Special prayers of Hallel and Hoshanot are added. We process around the shul with the lulav and etrog.

The lulav and etrog are taken and blessed. On Hoshanna Rabbah, the willow branches from the lulav are beaten until all the leaves fall from it.  Seven processions or Hakafot are made on this last day of Hol HaMoed.

 

More info….

The Source: “Three times a year you shall hold a festival to Me… the feast of the ingathering at the end of the year, when you gather in the results of your work in the field” Exodus 23.

The Description:  As the moon swells in the heavens, we depart from the austerity of Yom Kippur and move toward wholeness. Sukkot is a harvest festival. The world, illuminated by a bright and full moon, is punctuated by the season’s final celebration. We walk into our fragile Sukkah, covered by leaves with an open expanse visible above and feel the ephemeral nature of life. Apples and oranges dangle overhead: the air is markedly colder as we sing to God. Our lives are safe. After all, we can leave our home and sit in a Sukkah. Unlike our forebears, we do so voluntarily. They lived in these same huts during their flight from slavery.

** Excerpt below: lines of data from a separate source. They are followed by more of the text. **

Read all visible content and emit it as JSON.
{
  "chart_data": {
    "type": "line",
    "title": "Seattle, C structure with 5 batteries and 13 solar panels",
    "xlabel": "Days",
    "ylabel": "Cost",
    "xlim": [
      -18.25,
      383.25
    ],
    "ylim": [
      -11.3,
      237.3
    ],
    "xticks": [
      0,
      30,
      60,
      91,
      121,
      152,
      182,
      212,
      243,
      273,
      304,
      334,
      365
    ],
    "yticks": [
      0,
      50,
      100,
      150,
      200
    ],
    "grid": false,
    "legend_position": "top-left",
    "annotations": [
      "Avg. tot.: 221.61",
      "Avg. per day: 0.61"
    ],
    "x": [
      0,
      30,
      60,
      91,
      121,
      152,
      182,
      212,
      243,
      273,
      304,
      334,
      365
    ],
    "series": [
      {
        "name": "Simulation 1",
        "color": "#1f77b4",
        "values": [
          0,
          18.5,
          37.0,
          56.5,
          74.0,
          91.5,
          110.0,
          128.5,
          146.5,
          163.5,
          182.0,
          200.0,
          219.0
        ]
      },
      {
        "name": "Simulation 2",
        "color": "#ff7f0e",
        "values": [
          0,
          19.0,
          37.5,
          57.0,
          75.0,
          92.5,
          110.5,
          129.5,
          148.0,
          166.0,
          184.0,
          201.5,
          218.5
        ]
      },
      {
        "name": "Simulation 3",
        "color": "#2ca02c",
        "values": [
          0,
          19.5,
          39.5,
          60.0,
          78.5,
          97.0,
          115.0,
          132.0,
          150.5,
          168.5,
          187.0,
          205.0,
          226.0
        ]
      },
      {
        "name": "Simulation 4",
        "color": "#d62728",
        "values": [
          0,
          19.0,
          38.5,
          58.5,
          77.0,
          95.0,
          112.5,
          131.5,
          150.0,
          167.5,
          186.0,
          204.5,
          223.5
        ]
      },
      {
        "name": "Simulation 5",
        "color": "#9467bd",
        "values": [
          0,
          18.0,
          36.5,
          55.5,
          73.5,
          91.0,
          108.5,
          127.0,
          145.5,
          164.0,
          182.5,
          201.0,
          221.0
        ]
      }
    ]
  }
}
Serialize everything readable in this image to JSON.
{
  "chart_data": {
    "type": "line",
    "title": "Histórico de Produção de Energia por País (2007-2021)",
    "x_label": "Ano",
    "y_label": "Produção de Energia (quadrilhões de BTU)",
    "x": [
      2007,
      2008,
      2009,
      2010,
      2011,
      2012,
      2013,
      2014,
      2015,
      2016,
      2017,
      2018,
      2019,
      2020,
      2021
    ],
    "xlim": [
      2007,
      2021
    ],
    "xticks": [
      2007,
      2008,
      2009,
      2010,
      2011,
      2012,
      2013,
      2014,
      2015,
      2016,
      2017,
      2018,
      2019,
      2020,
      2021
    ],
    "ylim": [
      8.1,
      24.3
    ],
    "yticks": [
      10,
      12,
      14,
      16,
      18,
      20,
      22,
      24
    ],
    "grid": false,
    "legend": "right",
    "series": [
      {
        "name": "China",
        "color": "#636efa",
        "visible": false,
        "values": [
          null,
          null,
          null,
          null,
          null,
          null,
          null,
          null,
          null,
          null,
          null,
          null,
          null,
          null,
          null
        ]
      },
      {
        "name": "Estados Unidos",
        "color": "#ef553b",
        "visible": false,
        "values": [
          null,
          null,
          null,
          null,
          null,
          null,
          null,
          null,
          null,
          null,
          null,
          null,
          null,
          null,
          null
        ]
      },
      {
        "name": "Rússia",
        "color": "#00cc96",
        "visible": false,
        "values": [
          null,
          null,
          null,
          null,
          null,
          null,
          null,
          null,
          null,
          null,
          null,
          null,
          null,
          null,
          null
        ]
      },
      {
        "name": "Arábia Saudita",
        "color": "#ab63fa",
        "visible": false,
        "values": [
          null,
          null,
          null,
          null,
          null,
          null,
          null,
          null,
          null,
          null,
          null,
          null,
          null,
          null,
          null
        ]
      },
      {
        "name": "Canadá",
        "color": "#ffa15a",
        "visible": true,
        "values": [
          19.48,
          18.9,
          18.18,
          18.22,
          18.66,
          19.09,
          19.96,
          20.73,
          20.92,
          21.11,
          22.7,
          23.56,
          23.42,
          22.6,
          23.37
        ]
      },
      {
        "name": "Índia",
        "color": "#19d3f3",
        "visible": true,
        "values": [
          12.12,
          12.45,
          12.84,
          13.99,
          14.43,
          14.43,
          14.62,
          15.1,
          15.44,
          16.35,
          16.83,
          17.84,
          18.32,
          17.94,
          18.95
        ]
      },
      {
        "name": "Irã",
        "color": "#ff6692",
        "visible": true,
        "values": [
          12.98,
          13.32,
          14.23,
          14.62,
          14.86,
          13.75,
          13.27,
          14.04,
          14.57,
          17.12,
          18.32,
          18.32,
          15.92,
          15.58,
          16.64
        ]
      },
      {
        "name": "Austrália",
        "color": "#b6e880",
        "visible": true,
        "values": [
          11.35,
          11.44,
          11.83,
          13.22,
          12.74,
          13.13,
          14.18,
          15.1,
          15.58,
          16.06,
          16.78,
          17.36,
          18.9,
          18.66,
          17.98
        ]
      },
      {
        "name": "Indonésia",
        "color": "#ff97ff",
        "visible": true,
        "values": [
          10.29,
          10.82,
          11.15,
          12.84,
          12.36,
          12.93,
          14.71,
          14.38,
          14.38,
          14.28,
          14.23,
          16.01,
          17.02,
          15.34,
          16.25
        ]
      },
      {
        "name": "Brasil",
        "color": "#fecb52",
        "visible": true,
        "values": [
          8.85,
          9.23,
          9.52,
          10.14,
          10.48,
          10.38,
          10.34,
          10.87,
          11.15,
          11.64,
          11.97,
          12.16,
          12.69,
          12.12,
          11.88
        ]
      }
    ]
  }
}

Sukkot is a holiday which celebrates nature; it asks critical questions by its observances.  For example, we are bidden to acquire an etrog – a deep yellow citron with no scars or abrasions – and palm leaves, myrtle, willow. They are bound together with strands from the palm and used throughout the Holy Day period. Why these organic items? And not, let us say, apples and peaches and grass? The obvious reason is that the Torah specifically mentions these things. However, they are also representative of the natural order of our environment. The etrog appeals to all senses – taste, aroma, appealing texture. The palm produces a tasty fruit but has no discernible smell. The myrtle possesses a long-lasting fragrance but has no taste. All the willow has is its texture. Each of the elements is unique. Not only do these species represent all of nature, say the Sages (of blessed memory), but they also indicate the types of people we interact with, (some people have taste, but no wisdom, others have brains, but no savchel…). That is, the lulav and etrog is also a paradigm for humanity.

It is a mitzvah to build a Sukkah. We set up a table inside the Sukkah and take at least one meal per day there. For the Jew, it is not enough to remember; memory fails us. Other pressing concerns take hold of our lives and we allow ourselves to become consumed by them. We must relive our experience the deep meaning of Sukkot. And there is more: To experience is to feel, to understand. Mere repetition of the story is not living Judaism. That is dying Judaism. Experience and meaning are the watchwords of our faith.